On Thu, 14 May 2020, at 21:35, Swithun Crowe wrote:
> Hello
> 
> AR> When I use an INPUT form to pass variables to a PHP file, echo prints
> AR> results on a new screen.  How do I get the results printed on the
> AR> calling page ?
> 
> For this you'll need Javascript. jQuery is quite a user friendly
> framework.
> 
> To have the form submit data to the server without refreshing the whole
> page, you need to use AJAX, which you can also do with jQuery.


I think AJAX would be .... ambitious for the OP.   I don't think he 
understands what's going on, now.

The HTML form (executing in the user's browser) is NOT "passing variables
to a PHP file".  The user's browser is making a separate (in essence) page
fetch, from the webserver, asking it to execute the php script on the server
and is as part of that, including the 'passed' variables' values on the fetch
request.   The response from that is another web page generated by the 
php script (on the server) which is sent back to the user for their browser 
to display.

/Maybe/ if the generated html page returned by that php script also 
contained a copy of the form, with the results displayed somewhere on 
the page one could /appear/ to have displayed results on the original 
page that contained the form... but it is not the same page.

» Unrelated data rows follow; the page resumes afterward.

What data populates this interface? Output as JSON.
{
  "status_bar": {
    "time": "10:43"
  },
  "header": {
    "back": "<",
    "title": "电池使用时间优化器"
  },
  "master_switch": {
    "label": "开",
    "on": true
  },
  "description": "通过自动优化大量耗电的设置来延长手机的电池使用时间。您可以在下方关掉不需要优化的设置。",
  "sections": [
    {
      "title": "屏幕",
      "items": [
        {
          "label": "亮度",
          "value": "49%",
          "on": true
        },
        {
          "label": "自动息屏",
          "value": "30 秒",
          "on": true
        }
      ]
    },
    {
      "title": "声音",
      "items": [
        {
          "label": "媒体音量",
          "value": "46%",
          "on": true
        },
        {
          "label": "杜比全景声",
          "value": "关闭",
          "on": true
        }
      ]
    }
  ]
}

The php code on the server is not being called (in the sense that most 
programming languages can call an external function) by any of the code
(not that there is any) in the original html page.  It's the browser that makes
the second fetch request, when processing the submit action on the form.

As Swithin says, if the OP want's (his) program logic to affect the way any of 
his html pages process things, within the user's browser, that needs to be 
done in JavaScript (or any other supported script language).  That code
though can't 'call' php stuff on the server either.


It might help if the OP would describe what he thinks he wants the user 
to do and see on these pages.
 

-- 
Jeremy Nicoll - my opinions are my own.